In times of COVID-19, since this disease endangered social and economic integrity, it seems that no expenditure was superfluous in health, going as far as paying an additional $1 billion for personal protective equipment. , not to mention the amounts to treat patients with COVID-19 with expensive drugs quickly developed and approved.

Suddenly, “investing” in health becomes profitable again and is no longer the expense that economists decry.

As we emerge from the period of health emergency, the inventory of the priorities of the network leads to worrying observations on all that is essential, compromised, left behind. As far as my field of expertise is concerned, the resources in oncology are clearly not in line with the needs, and patients are waiting, sometimes without resolution, for diagnoses, treatments, well beyond scientific standards.

An independent Essential Services Council would be able to report breaches without simply relying on opinion pieces like this one, and knowing how to disentangle truth from government announcements.

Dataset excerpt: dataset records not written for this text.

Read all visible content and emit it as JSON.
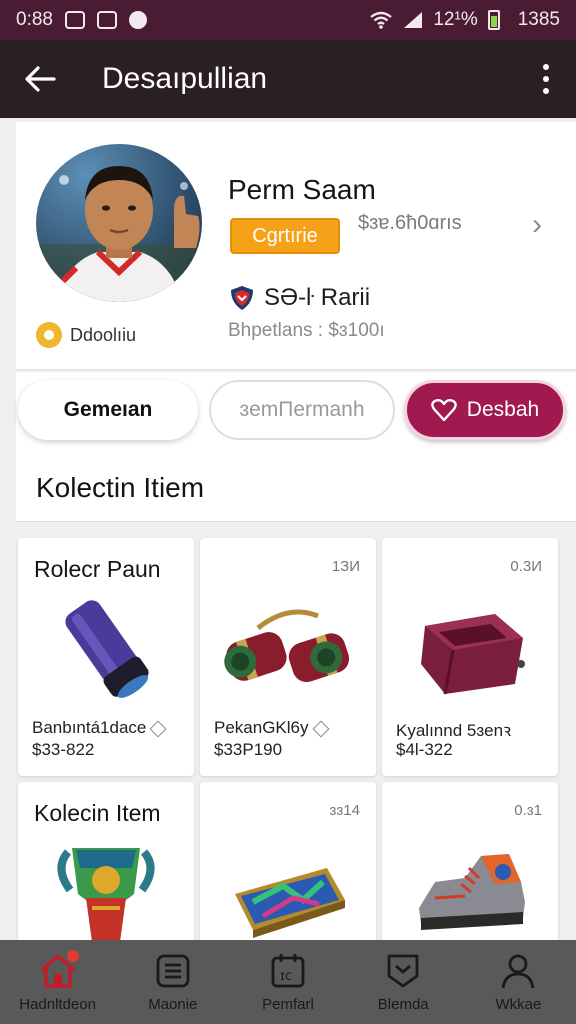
{
  "status_bar": {
    "time": "0:88",
    "battery_pct": "12¹%",
    "clock_right": "1385"
  },
  "app_bar": {
    "title": "Desaıpullian",
    "back_icon": "arrow-left-icon",
    "more_icon": "more-vertical-icon"
  },
  "profile": {
    "name": "Perm Saam",
    "status_label": "Cgrtırie",
    "price": "$ɜɐ.6ħ0ɑrıs",
    "team": "SƏ-ŀ Rarii",
    "meta": "Bhpetlans : $ɜ100ı",
    "badge_label": "Ddoolıiu"
  },
  "actions": {
    "primary": "Gemeıan",
    "secondary": "ɜemПermanh",
    "favorite": "Desbah"
  },
  "collection": {
    "title": "Kolectin Itiem",
    "items": [
      {
        "title": "Rolecr Paun",
        "count": "",
        "name": "Banbıntá1dace",
        "price": "$33-822",
        "image": "scope-tube"
      },
      {
        "title": "",
        "count": "1ЗИ",
        "name": "PekanGKl6y",
        "price": "$33P190",
        "image": "binoculars"
      },
      {
        "title": "",
        "count": "0.3И",
        "name": "Kyalınnd 5ɜenꝛ",
        "price": "$4l-322",
        "image": "bag"
      },
      {
        "title": "Kolecin Item",
        "count": "",
        "name": "",
        "price": "",
        "image": "trophy"
      },
      {
        "title": "",
        "count": "ɜɜ14",
        "name": "",
        "price": "",
        "image": "chest"
      },
      {
        "title": "",
        "count": "0.ɜ1",
        "name": "",
        "price": "",
        "image": "sneaker"
      }
    ]
  },
  "bottom_nav": [
    {
      "label": "Hadnltdeon",
      "icon": "home-icon"
    },
    {
      "label": "Maonie",
      "icon": "list-icon"
    },
    {
      "label": "Pemfarl",
      "icon": "gallery-icon"
    },
    {
      "label": "Blemda",
      "icon": "badge-icon"
    },
    {
      "label": "Wkkae",
      "icon": "profile-icon"
    }
  ],
  "colors": {
    "status_bar": "#4a1c34",
    "app_bar": "#2a2024",
    "accent": "#a0194f",
    "status_pill": "#f6a219",
    "bottom_nav": "#595959"
  }
}
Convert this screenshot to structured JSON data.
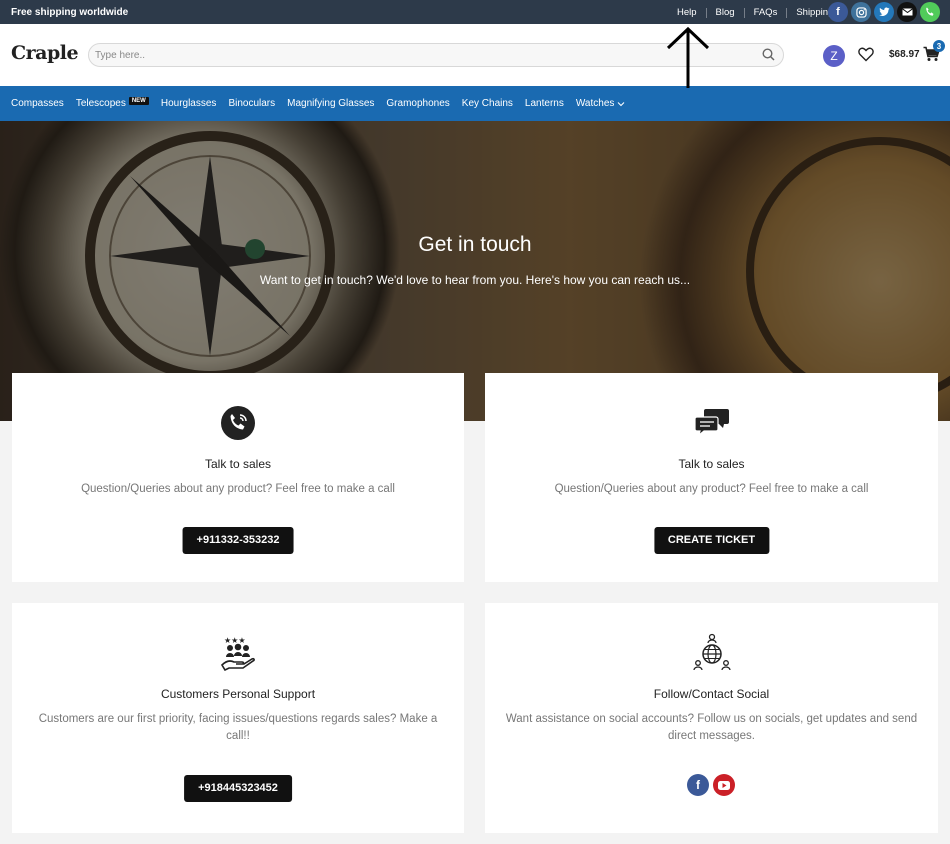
{
  "topbar": {
    "shipping_text": "Free shipping worldwide",
    "links": [
      "Help",
      "Blog",
      "FAQs",
      "Shipping"
    ],
    "social_icons": [
      {
        "name": "facebook-icon",
        "color": "#3b5998"
      },
      {
        "name": "instagram-icon",
        "color": "#3f729b"
      },
      {
        "name": "twitter-icon",
        "color": "#2478ba"
      },
      {
        "name": "email-icon",
        "color": "#111111"
      },
      {
        "name": "phone-icon",
        "color": "#51cb5a"
      }
    ]
  },
  "header": {
    "logo": "Craple",
    "search_placeholder": "Type here..",
    "avatar_letter": "Z",
    "cart_total": "$68.97",
    "cart_count": "3"
  },
  "nav": {
    "items": [
      {
        "label": "Compasses"
      },
      {
        "label": "Telescopes",
        "badge": "NEW"
      },
      {
        "label": "Hourglasses"
      },
      {
        "label": "Binoculars"
      },
      {
        "label": "Magnifying Glasses"
      },
      {
        "label": "Gramophones"
      },
      {
        "label": "Key Chains"
      },
      {
        "label": "Lanterns"
      },
      {
        "label": "Watches"
      }
    ]
  },
  "hero": {
    "title": "Get in touch",
    "subtitle": "Want to get in touch? We'd love to hear from you. Here's how you can reach us..."
  },
  "cards": [
    {
      "title": "Talk to sales",
      "description": "Question/Queries about any product? Feel free to make a call",
      "button": "+911332-353232",
      "icon": "phone-call-icon"
    },
    {
      "title": "Talk to sales",
      "description": "Question/Queries about any product? Feel free to make a call",
      "button": "CREATE TICKET",
      "icon": "chat-bubbles-icon"
    },
    {
      "title": "Customers Personal Support",
      "description": "Customers are our first priority, facing issues/questions regards sales? Make a call!!",
      "button": "+918445323452",
      "icon": "customer-support-icon"
    },
    {
      "title": "Follow/Contact Social",
      "description": "Want assistance on social accounts? Follow us on socials, get updates and send direct messages.",
      "icon": "social-network-icon",
      "socials": [
        {
          "name": "facebook-icon",
          "color": "#3b5998"
        },
        {
          "name": "youtube-icon",
          "color": "#cb2027"
        }
      ]
    }
  ],
  "colors": {
    "topbar": "#2d3a4a",
    "nav": "#1a6ab1",
    "button": "#111111"
  }
}
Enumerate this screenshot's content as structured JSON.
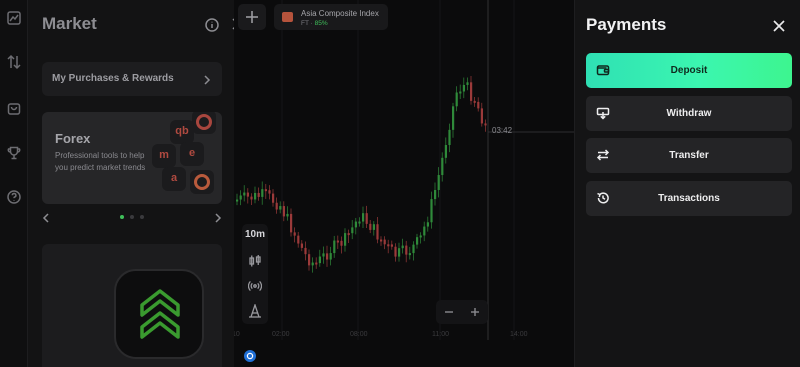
{
  "rail": {
    "icons": [
      "chart-icon",
      "swap-vertical-icon",
      "shopping-bag-icon",
      "trophy-icon",
      "help-icon"
    ]
  },
  "market": {
    "title": "Market",
    "purchases_label": "My Purchases & Rewards",
    "forex": {
      "title": "Forex",
      "description": "Professional tools to help you predict market trends"
    },
    "slides": {
      "count": 3,
      "active": 0
    }
  },
  "chart": {
    "asset_name": "Asia Composite Index",
    "asset_type": "FT",
    "asset_payout": "85%",
    "current_time_label": "03:42",
    "timeframe": "10m",
    "time_axis": [
      "10",
      "02:00",
      "08:00",
      "11:00",
      "14:00"
    ],
    "colors": {
      "up": "#2f8a3a",
      "down": "#9b3a3a",
      "accent": "#3fbf5a"
    }
  },
  "payments": {
    "title": "Payments",
    "buttons": [
      {
        "label": "Deposit",
        "icon": "wallet-icon"
      },
      {
        "label": "Withdraw",
        "icon": "withdraw-icon"
      },
      {
        "label": "Transfer",
        "icon": "transfer-icon"
      },
      {
        "label": "Transactions",
        "icon": "history-icon"
      }
    ],
    "deposit_gradient": [
      "#2fe0b4",
      "#3df58f"
    ]
  }
}
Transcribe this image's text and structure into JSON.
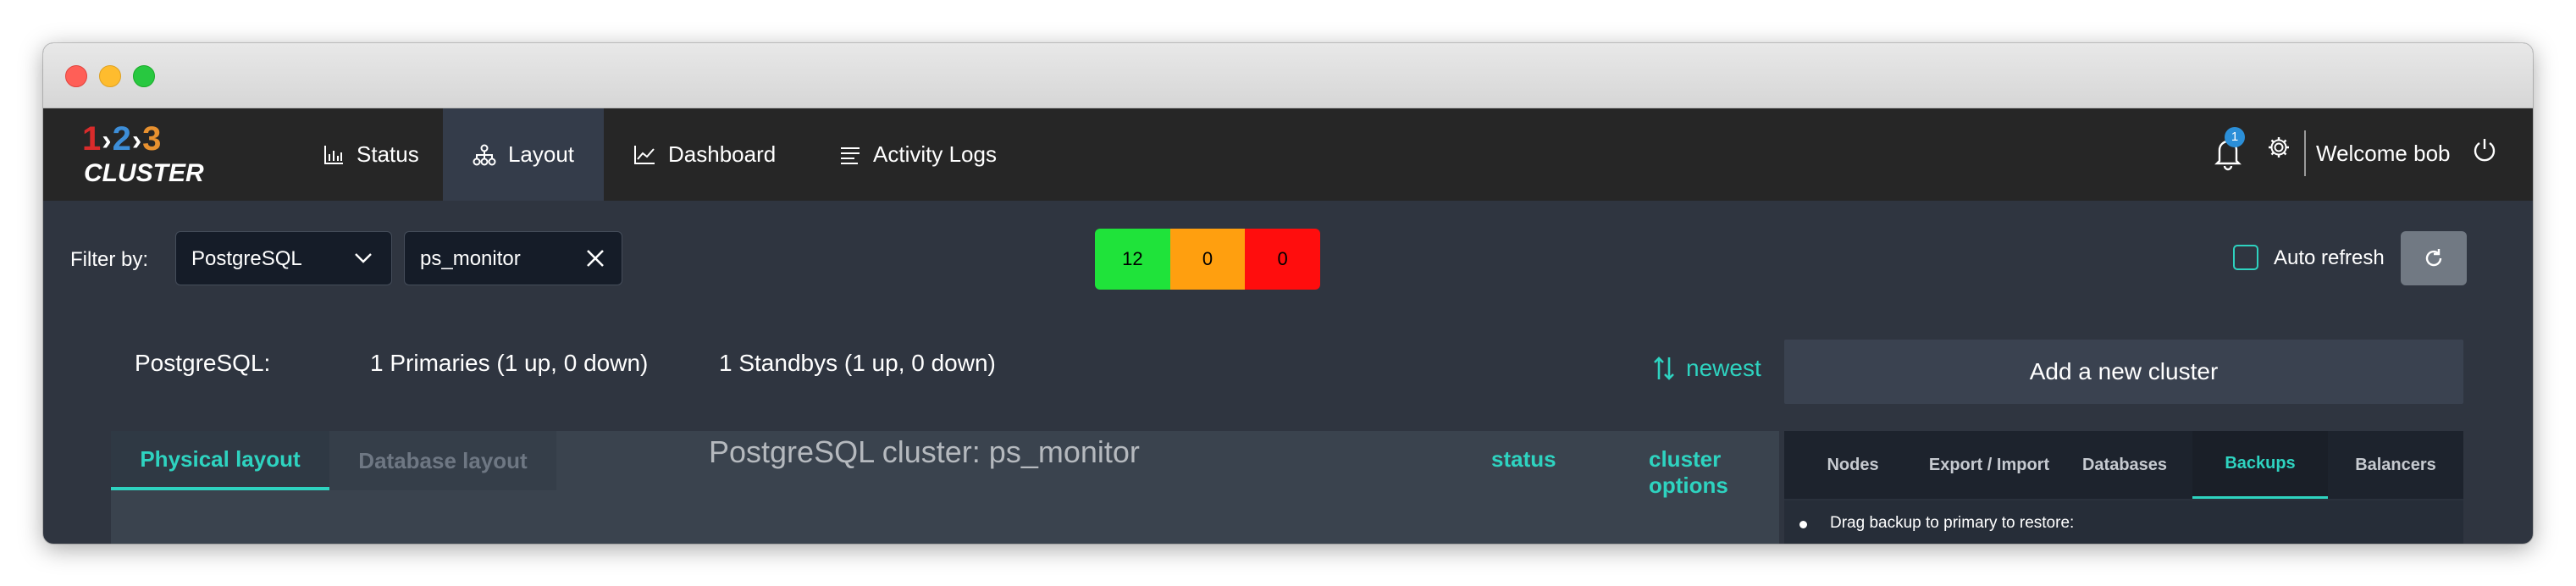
{
  "logo": {
    "n1": "1",
    "n2": "2",
    "n3": "3",
    "text": "CLUSTER"
  },
  "nav": [
    {
      "label": "Status",
      "icon": "bar-chart-icon"
    },
    {
      "label": "Layout",
      "icon": "sitemap-icon",
      "active": true
    },
    {
      "label": "Dashboard",
      "icon": "line-chart-icon"
    },
    {
      "label": "Activity Logs",
      "icon": "list-icon"
    }
  ],
  "header": {
    "notification_count": "1",
    "welcome": "Welcome bob"
  },
  "filter": {
    "label": "Filter by:",
    "type_value": "PostgreSQL",
    "search_value": "ps_monitor"
  },
  "counts": {
    "up": "12",
    "warning": "0",
    "down": "0"
  },
  "colors": {
    "accent": "#2ed3c0",
    "up": "#1fe33a",
    "warning": "#ff9f0f",
    "down": "#ff0d0d"
  },
  "autorefresh": {
    "label": "Auto refresh",
    "checked": false
  },
  "summary": {
    "kind": "PostgreSQL:",
    "primaries": "1 Primaries (1 up, 0 down)",
    "standbys": "1 Standbys (1 up, 0 down)"
  },
  "sort": {
    "label": "newest"
  },
  "add_cluster_label": "Add a new cluster",
  "layout_tabs": {
    "physical": "Physical layout",
    "database": "Database layout"
  },
  "cluster_title": "PostgreSQL cluster: ps_monitor",
  "panel_links": {
    "status": "status",
    "options": "cluster options"
  },
  "right_tabs": [
    "Nodes",
    "Export / Import",
    "Databases",
    "Backups",
    "Balancers"
  ],
  "right_tabs_active": "Backups",
  "backups_hint": "Drag backup to primary to restore:"
}
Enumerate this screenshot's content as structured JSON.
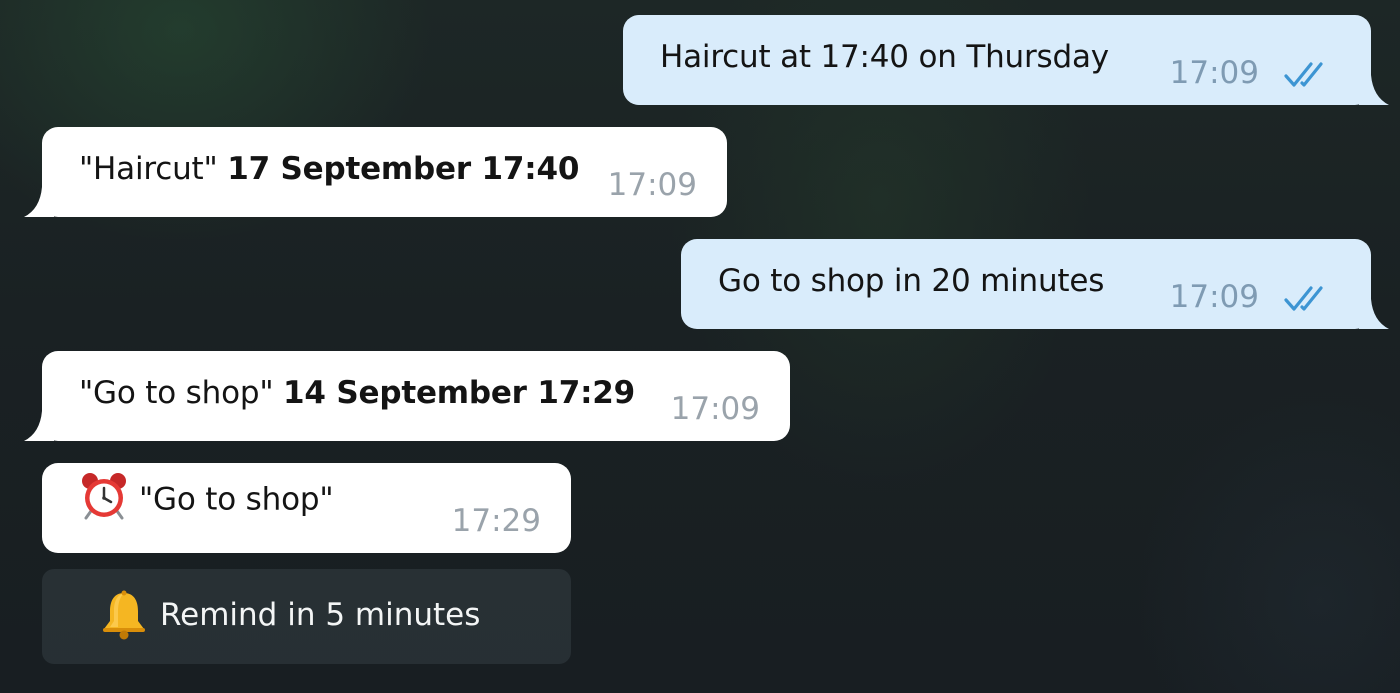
{
  "messages": [
    {
      "direction": "outgoing",
      "text": "Haircut at 17:40 on Thursday",
      "time": "17:09",
      "status_icon": "double-check-icon"
    },
    {
      "direction": "incoming",
      "quoted": "\"Haircut\"",
      "bold": "17 September 17:40",
      "time": "17:09"
    },
    {
      "direction": "outgoing",
      "text": "Go to shop in 20 minutes",
      "time": "17:09",
      "status_icon": "double-check-icon"
    },
    {
      "direction": "incoming",
      "quoted": "\"Go to shop\"",
      "bold": "14 September 17:29",
      "time": "17:09"
    },
    {
      "direction": "incoming",
      "icon": "alarm-clock-icon",
      "text": "\"Go to shop\"",
      "time": "17:29"
    }
  ],
  "inline_button": {
    "icon": "bell-icon",
    "label": "Remind in 5 minutes"
  },
  "colors": {
    "outgoing_bubble": "#d9ecfb",
    "incoming_bubble": "#ffffff",
    "check_mark": "#3d95d3",
    "background": "#1a2123"
  }
}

What I am proposing here is part of what I have been asking for a long time, namely to make health an agency independent of political influence, able to determine what is possible according to the resources allocated, excluding gratuitous attacks on professionals seeking to impute fault in order to free themselves from their own responsibility. The revamped Council for Essential Services could, however, quickly activate to define the most glaring shortcomings and force to define whether, for example, access to chemotherapy treatment is essential and must be provided by the State with the appropriate drugs. and in a timely manner.

While most people think the COVID-19 crisis is a thing of the past in healthcare, it’s just exploding differently, expressing itself in demands to restore emergencies, while continuing to absorb the fact COVID -19.

“Yesterday’s crisis is tomorrow’s joke,” said Herbert George Wells. Nothing could be further from the truth in health. The current lack of care has clear repercussions on tomorrow and on the desire of health professionals to continue to get involved and to put their vocation and their professionalism at stake to respond to base political demands.